Lifting body prototype

The NASA M2-F1 is a lightweight, unpowered prototype aircraft, developed to flight-test the wingless lifting body concept. Its unusual appearance earned it the nickname "flying bathtub" and was designated the M2-F1, the M referring to "manned", and F referring to "flight" version. In 1962, NASA Dryden management approved a program to build a lightweight, unpowered lifting-body prototype. It featured a plywood shell placed over a tubular steel frame crafted at Dryden. Construction was completed in 1963.

==Development==
The lifting-body concept originated in the mid-1950s at the National Advisory Committee for Aeronautics' Ames Aeronautical Laboratory, Mountain View, California. By February 1962, a series of possible shapes had been developed, and R. Dale Reed was working to gain support for a research vehicle.

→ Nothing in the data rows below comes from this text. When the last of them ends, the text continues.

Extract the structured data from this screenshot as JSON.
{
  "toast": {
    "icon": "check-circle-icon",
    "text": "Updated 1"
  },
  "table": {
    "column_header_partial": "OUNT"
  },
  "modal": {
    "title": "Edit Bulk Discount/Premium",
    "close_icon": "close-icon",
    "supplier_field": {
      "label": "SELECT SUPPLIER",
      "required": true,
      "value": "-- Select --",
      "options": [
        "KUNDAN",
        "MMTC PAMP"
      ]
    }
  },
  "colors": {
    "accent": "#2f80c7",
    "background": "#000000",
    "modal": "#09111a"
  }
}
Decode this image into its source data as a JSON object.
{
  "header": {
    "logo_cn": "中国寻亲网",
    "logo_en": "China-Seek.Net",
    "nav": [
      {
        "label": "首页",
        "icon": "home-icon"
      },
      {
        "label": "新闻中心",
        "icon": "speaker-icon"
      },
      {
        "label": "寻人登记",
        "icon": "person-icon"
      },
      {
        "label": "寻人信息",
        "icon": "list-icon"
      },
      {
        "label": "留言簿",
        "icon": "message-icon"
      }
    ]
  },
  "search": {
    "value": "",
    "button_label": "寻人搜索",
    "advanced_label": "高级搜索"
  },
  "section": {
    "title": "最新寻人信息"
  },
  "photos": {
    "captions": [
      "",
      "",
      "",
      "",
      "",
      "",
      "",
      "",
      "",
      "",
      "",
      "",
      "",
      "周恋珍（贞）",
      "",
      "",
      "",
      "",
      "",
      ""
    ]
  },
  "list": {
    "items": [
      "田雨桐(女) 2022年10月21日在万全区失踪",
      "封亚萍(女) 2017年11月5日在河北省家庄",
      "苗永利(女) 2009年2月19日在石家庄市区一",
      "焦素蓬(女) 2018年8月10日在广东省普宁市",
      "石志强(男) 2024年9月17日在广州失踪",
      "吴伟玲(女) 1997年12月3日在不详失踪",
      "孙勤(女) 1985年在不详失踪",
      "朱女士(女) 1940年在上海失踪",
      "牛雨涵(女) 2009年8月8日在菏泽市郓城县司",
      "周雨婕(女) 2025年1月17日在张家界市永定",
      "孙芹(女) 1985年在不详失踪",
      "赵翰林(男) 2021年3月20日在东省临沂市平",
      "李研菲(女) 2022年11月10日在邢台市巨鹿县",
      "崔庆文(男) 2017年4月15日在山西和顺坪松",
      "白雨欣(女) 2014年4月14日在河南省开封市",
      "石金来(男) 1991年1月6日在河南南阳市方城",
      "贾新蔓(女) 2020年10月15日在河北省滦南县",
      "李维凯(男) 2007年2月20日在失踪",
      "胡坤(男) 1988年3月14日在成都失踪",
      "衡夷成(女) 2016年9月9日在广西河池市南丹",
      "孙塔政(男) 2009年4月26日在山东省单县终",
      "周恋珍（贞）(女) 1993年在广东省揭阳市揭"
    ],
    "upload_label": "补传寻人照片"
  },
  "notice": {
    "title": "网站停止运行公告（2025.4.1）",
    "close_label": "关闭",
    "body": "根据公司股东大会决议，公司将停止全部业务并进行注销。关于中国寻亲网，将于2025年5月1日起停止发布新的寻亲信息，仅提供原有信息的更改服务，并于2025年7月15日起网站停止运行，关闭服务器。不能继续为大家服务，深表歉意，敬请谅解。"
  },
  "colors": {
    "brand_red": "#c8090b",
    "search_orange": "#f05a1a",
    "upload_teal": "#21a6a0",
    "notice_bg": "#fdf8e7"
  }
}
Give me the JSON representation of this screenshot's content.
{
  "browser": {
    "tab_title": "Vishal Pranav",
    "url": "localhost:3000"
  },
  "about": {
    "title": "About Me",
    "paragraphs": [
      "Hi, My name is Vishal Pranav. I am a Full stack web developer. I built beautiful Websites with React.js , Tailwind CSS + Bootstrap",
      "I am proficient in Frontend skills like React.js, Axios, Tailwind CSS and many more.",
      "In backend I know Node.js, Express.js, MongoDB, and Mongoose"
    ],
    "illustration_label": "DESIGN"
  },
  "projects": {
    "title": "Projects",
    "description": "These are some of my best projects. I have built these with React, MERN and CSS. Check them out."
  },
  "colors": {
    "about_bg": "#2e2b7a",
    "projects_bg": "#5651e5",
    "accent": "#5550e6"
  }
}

The construction of the M2-F1 was a joint effort by Dryden and a local glider manufacturer, the Briegleb Glider Company. The budget was US$30,000. NASA craftsmen and engineers built the tubular steel interior frame. Its mahogany plywood shell was handmade by Gus Briegleb and company. Ernie Lowder, a NASA craftsman who had worked on Howard Hughes's H-4 Hercules ("Spruce Goose"), was assigned to help Briegleb.

Final assembly of the remaining components (including aluminum tail surfaces, pushrod controls, and landing gear from a Cessna 150, later replaced by Cessna 180 landing gear) was done at the NASA facility.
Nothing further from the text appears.